Compare different chunking strategies.

In [None]:
print("\n" + "=" * 80)
print("SUMMARY COMPARISON")
print("=" * 80)

results = [
    ("Test 1: Sentence-based (2 sents)", df1),
    ("Test 2: Token-based (128 tokens)", df2),
    ("Test 3: Combined (3 sents & 100 tokens)", df3),
    ("Test 4: Token-based (no split)", df4),
    ("Test 5: Token-based (with overlap)", df5),
]

for name, df in results:
    print(f"\n{name}:")
    print(f"  Total chunks: {len(df)}")
    print(f"  Chunks per document (avg): {len(df) / len(docs):.2f}")
    print(f"  Sentences per chunk (avg): {df['num_sents'].mean():.2f}")
    print(f"  Unique documents: {df['document_idx'].n_unique()}")

## Error Validation Tests

Test that proper errors are raised for invalid parameters.

In [None]:
print("Test: Error handling for max_chunk_tokens > max_length")

try:
    df_error, _ = encoder.encode(
        docs[:5],
        max_chunk_tokens=1000,  # Exceeds model max_length (512)
        max_length=512,
    )
    print("ERROR: Should have raised ValueError!")
except ValueError as e:
    print(f"✓ Correctly raised ValueError: {e}")

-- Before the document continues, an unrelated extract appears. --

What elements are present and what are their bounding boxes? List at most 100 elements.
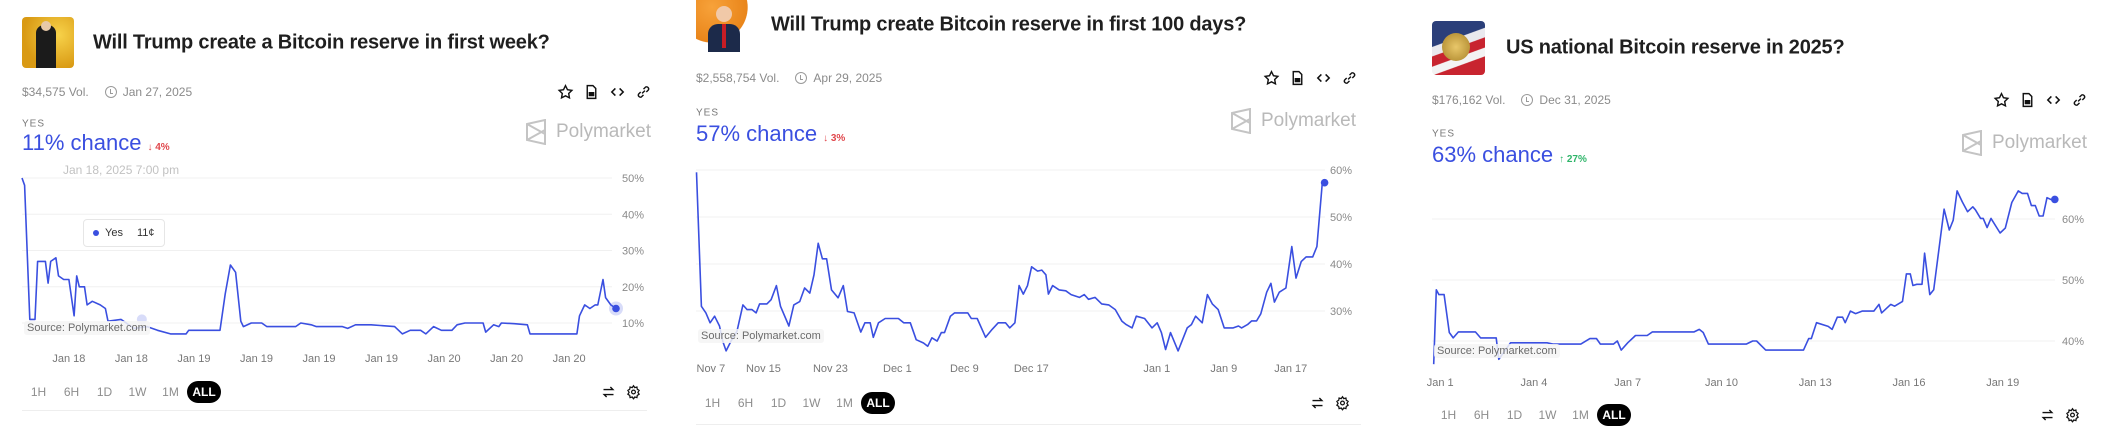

print("\nTest: Error handling for float chunk_overlap_sents with max_chunk_tokens")
try:
    df_error, _ = encoder.encode(
        docs[:5],
        max_chunk_tokens=128,
        chunk_overlap_sents=0.5,  # Float not allowed with token-based chunking
    )
    print("ERROR: Should have raised TypeError!")
except TypeError as e:
    print(f"✓ Correctly raised TypeError: {e}")

print("\nTest: Error handling for max_chunk_sents=None without max_chunk_tokens")
try:
    df_error, _ = encoder.encode(
        docs[:5],
        max_chunk_sents=None,  # None only valid with max_chunk_tokens
        max_chunk_tokens=None,
    )
    print("ERROR: Should have raised ValueError!")
except ValueError as e:
    print(f"✓ Correctly raised ValueError: {e}")

print("\nTest: Aligned lists with mismatched lengths (should fail)")
try:
    df_error, _ = encoder.encode(
        docs[:5],
        max_chunk_sents=[1, 2, 3],  # 3 items
        max_chunk_tokens=[64, 128],  # 2 items - mismatch!
    )
    print("ERROR: Should have raised ValueError!")
except ValueError as e:
    print(f"✓ Correctly raised ValueError: {e}")

## Done!

All tests completed. Review the outputs above to verify the `max_chunk_tokens` and `split_long_sents` features are working correctly.